Support may include pre-meeting briefing, ongoing liaison and signposting to support services. All members will also be requested to participate in capacity building workshops. Further tailored arrangements will be available to meet the needs and preferences of individuals.
Support will be provided at meetings where someone will be available to offer group or 1:1 support. Follow up support can be provided where required.
Out of pocket travel and subsistence will be paid as well as costs for alternative caring, if required.
A gift of thanks in recognition of the time and effort freely given by participants will be offered to participants. The form and the administration of this will be determined in due course. We will discuss this with each participant and try to tailor to suit their preferences and circumstances.

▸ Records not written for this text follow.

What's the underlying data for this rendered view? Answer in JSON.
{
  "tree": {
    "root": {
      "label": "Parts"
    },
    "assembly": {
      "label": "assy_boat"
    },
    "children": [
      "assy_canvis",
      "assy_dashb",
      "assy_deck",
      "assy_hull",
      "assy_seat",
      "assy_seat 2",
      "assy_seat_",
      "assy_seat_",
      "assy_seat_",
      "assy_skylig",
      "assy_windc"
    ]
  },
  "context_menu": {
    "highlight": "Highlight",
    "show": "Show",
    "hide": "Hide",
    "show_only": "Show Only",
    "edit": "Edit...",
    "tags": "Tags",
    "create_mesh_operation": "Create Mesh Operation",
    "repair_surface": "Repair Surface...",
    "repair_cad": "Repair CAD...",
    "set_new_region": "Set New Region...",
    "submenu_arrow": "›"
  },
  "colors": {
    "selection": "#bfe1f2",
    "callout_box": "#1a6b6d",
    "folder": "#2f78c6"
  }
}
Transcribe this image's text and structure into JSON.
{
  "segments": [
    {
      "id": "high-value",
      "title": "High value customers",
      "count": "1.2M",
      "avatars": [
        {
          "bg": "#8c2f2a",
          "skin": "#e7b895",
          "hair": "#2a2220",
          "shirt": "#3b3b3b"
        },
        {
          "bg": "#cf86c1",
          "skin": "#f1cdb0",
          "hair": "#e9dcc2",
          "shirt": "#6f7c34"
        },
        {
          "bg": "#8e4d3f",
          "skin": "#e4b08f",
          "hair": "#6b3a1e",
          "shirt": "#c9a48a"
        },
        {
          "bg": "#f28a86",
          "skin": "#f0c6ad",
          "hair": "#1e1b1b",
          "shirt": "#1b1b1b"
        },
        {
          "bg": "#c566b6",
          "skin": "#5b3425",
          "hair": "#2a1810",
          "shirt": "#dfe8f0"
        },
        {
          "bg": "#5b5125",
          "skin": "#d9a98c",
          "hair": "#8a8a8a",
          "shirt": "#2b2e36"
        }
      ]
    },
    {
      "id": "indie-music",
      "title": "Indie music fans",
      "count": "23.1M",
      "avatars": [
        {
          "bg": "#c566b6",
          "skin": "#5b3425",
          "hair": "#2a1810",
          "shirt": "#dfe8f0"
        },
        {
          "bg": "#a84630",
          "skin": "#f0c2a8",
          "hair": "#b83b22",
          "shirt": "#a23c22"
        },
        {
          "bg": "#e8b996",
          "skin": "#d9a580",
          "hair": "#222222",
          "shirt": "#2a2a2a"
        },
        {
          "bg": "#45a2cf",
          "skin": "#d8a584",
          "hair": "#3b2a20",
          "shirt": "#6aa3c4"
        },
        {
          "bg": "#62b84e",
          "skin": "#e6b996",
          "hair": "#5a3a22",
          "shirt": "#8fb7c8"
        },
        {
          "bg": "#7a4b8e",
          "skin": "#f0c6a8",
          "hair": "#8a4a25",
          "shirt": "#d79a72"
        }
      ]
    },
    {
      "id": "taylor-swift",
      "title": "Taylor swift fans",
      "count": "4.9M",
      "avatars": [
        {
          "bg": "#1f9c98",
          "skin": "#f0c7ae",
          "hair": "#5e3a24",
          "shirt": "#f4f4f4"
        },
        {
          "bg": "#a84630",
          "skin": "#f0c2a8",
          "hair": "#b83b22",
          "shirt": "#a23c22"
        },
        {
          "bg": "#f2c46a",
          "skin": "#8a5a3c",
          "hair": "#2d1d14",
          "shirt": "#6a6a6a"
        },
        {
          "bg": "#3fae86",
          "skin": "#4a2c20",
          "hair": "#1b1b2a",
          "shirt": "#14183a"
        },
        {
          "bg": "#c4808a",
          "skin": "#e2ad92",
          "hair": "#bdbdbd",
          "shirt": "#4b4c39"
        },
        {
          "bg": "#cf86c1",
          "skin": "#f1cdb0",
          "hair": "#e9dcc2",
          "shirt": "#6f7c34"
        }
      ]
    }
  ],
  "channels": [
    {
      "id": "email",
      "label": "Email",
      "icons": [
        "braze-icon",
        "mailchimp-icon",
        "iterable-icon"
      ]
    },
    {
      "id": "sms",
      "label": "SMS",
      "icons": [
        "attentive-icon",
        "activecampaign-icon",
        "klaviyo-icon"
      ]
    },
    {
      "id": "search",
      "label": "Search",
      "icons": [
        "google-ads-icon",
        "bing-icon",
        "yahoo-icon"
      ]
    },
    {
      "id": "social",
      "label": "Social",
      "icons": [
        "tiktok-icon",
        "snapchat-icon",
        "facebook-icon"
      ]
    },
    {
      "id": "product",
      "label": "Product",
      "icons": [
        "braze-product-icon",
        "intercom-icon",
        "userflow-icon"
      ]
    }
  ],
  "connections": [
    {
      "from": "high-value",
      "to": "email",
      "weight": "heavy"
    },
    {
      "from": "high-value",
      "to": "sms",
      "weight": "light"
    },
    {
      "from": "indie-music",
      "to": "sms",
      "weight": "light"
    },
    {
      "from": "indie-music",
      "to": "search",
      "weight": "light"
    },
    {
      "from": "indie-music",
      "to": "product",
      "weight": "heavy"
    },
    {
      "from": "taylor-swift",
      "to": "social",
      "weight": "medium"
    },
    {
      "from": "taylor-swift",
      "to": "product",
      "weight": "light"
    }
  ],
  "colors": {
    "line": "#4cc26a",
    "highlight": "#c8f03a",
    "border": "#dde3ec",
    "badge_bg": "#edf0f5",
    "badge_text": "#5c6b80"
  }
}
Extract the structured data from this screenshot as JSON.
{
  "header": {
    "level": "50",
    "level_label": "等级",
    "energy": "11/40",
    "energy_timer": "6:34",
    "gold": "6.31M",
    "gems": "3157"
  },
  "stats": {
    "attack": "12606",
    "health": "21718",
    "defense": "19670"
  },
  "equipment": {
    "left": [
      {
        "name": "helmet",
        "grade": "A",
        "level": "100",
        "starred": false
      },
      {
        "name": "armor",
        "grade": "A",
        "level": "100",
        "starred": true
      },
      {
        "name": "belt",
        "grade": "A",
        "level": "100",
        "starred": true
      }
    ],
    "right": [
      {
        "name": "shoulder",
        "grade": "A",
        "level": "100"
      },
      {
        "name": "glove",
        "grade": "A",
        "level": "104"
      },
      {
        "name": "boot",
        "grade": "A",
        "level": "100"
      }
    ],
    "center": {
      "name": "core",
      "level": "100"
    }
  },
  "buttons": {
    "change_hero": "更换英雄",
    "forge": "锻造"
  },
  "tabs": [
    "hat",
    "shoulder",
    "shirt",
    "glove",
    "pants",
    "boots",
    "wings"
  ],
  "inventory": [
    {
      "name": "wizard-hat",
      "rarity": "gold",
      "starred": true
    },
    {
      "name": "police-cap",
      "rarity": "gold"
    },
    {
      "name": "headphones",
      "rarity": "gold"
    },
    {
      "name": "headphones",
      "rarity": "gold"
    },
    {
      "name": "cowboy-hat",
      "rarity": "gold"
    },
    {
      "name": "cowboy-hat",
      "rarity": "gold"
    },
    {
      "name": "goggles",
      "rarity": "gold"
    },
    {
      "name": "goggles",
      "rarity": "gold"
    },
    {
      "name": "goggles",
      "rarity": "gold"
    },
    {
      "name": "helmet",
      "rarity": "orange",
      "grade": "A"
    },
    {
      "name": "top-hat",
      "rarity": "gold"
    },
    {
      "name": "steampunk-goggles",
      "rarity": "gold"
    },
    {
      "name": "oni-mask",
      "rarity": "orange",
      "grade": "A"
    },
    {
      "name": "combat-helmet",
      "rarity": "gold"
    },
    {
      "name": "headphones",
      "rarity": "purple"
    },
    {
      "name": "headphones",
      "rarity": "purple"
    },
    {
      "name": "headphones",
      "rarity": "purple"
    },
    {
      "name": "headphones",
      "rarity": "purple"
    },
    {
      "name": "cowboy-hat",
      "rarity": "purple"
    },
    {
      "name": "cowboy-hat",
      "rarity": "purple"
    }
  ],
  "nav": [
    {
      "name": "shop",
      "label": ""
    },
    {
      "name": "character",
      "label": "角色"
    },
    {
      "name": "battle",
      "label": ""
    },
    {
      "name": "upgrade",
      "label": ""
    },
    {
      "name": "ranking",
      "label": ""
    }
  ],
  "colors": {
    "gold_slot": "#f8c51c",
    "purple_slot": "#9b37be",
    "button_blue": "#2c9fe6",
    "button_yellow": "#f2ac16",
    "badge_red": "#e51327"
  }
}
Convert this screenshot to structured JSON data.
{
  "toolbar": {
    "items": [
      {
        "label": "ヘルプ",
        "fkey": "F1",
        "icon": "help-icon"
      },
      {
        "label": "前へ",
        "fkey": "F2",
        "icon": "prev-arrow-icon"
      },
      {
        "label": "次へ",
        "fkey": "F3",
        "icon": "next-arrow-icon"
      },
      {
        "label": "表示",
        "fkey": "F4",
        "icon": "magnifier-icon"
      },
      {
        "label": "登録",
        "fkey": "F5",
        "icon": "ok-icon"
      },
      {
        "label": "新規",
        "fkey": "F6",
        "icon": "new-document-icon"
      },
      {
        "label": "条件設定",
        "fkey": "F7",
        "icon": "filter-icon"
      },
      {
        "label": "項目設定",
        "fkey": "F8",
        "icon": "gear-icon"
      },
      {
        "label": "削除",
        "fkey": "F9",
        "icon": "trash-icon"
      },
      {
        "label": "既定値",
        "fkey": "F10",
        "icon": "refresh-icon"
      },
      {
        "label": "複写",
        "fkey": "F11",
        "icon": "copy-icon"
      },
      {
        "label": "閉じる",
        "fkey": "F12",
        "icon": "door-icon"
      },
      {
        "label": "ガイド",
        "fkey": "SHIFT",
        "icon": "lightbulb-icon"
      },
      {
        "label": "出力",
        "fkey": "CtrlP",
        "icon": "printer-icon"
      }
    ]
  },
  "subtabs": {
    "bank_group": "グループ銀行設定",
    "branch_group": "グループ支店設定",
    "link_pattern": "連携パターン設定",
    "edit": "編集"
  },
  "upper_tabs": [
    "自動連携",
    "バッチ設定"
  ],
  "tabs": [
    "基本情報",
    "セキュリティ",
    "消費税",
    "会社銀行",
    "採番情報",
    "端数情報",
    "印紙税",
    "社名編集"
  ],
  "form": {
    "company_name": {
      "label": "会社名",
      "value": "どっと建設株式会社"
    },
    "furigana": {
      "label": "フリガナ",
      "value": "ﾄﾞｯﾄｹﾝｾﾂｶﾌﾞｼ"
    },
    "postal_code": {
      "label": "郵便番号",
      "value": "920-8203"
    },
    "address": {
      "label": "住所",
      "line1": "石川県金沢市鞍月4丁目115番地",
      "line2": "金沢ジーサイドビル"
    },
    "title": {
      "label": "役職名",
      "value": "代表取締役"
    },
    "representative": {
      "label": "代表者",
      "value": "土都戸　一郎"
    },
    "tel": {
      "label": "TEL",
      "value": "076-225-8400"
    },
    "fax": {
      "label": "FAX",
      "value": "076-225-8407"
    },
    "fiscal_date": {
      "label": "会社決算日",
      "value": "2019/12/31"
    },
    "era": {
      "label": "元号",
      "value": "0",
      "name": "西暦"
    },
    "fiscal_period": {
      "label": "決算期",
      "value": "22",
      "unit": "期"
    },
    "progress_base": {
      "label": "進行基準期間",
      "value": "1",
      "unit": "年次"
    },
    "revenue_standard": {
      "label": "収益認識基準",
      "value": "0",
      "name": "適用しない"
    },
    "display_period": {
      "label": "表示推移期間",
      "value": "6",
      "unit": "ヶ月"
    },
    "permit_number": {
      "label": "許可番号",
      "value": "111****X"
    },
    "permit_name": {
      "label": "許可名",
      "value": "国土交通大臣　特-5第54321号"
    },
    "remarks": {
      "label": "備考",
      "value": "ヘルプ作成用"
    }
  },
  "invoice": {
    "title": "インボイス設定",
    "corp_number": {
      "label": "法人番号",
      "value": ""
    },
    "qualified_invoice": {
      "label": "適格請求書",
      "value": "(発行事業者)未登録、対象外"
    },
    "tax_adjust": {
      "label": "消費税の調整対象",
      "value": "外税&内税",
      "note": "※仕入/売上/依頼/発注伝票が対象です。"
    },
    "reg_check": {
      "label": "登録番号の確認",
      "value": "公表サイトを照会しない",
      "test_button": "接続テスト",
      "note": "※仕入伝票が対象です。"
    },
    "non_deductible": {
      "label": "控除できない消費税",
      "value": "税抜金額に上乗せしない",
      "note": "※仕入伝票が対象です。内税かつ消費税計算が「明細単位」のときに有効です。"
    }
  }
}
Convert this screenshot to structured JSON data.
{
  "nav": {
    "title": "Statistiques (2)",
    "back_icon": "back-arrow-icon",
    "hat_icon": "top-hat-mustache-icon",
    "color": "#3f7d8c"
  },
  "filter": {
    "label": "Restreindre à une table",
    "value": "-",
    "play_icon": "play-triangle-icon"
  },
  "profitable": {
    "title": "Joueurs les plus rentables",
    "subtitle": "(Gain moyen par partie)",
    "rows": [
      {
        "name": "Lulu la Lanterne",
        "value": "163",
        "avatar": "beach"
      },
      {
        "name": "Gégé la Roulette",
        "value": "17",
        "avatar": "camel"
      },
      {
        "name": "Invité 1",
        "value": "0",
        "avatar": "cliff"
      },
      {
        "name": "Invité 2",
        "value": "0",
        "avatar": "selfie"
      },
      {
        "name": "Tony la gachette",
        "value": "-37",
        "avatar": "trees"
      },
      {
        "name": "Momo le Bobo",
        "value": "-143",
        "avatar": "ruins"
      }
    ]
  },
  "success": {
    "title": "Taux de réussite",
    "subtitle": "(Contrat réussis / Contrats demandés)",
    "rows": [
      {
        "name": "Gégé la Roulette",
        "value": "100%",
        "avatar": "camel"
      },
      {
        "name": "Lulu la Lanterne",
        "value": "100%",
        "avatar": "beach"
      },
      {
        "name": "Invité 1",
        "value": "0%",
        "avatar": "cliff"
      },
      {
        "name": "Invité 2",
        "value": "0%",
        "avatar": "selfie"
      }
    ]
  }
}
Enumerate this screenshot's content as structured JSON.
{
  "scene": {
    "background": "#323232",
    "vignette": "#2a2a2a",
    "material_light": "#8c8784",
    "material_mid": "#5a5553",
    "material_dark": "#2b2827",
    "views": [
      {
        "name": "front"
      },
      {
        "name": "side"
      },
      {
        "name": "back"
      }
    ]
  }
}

Unfortunately, the impacts of receiving recognition payments on benefits entitlements is complex and difficult, and dependent on individual circumstances. We strongly advise prospective participants to seek independent advice on whether receiving such a payment is likely to affect eligibility for benefits or other forms of state support. You can get general advice online from The Citizens Advice Bureau as well as details of your local office at Citizens Advice Scotland or call Scotland’s Citizens Advice Helpline free on 0800 028 1456.
Secretariat support for the National Collaborative will be provided by the Drugs Policy Division from the Scottish Government Population Health Directorate. The National Collaborative will be able to draw on wider expertise from across the Scottish Government, as well as from organisations from the wider virtual network.